A rebound that excited Christopher & Banks Corp. investors three months ago fell apart a short time later, the company's latest results showed Thursday, and executives said they're not sure precisely how it happened.
But it could have been the new iPhone.
"The traffic has just been down unless you're Apple or Home Depot," said LuAnn Via, chief executive of the Plymouth-based women's apparel retailer. "Overall, it's been a very strange last nine weeks."
Just after reporting its May through July results in early September, Via went on roadshow to meet institutional investors with high expectations. "We thought at Labor Day we were going to have the best quarter in the entire world," she said.

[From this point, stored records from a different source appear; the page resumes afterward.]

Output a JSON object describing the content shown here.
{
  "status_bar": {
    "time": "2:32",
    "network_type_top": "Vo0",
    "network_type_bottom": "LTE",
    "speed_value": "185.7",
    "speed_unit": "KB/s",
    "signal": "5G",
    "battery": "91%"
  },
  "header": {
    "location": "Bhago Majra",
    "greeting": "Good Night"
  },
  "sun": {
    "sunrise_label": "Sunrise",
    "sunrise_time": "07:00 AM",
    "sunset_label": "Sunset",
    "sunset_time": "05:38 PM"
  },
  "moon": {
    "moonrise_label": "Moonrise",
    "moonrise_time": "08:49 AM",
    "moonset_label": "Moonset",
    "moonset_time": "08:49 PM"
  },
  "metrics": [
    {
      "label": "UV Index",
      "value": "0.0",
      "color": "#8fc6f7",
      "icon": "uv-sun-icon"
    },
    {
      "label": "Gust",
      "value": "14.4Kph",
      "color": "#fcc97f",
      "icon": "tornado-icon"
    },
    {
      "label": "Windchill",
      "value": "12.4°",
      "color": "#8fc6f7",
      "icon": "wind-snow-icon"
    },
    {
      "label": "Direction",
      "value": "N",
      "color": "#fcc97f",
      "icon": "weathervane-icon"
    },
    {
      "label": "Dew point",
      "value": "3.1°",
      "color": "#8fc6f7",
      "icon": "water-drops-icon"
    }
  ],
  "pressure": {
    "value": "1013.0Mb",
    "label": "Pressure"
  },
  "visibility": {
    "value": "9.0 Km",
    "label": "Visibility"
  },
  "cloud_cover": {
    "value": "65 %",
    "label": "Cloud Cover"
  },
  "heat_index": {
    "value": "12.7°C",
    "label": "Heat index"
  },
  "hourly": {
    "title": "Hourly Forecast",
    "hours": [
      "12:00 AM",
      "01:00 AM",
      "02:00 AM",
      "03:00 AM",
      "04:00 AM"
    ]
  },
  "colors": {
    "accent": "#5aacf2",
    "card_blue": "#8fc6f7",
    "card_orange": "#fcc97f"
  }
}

Referring to an analyst involved in the trip, Via added, "I think you said it when the iPhone 6 came out, all of a sudden it looked like everything dropped off."
Other apparel retailers over the past month reported lower-than-expected sales and declines in store traffic. Many retail firms, including those like Target Corp. that fared better than expected during fall, have sounded cautious about the holiday season, chiefly citing deep discounting that's being used to attract customers.
But few retailers have seen such a big change in momentum as Christopher & Banks. Its stock had reached a postrecession high in September of $11.22 per share. It plunged 26 percent in one day in October when executives first sounded a warning about the August-October period.
And following the announcement of the quarter's results Thursday, Christopher & Banks shares plunged 28 percent to close at $4.95, the lowest price since December 2012.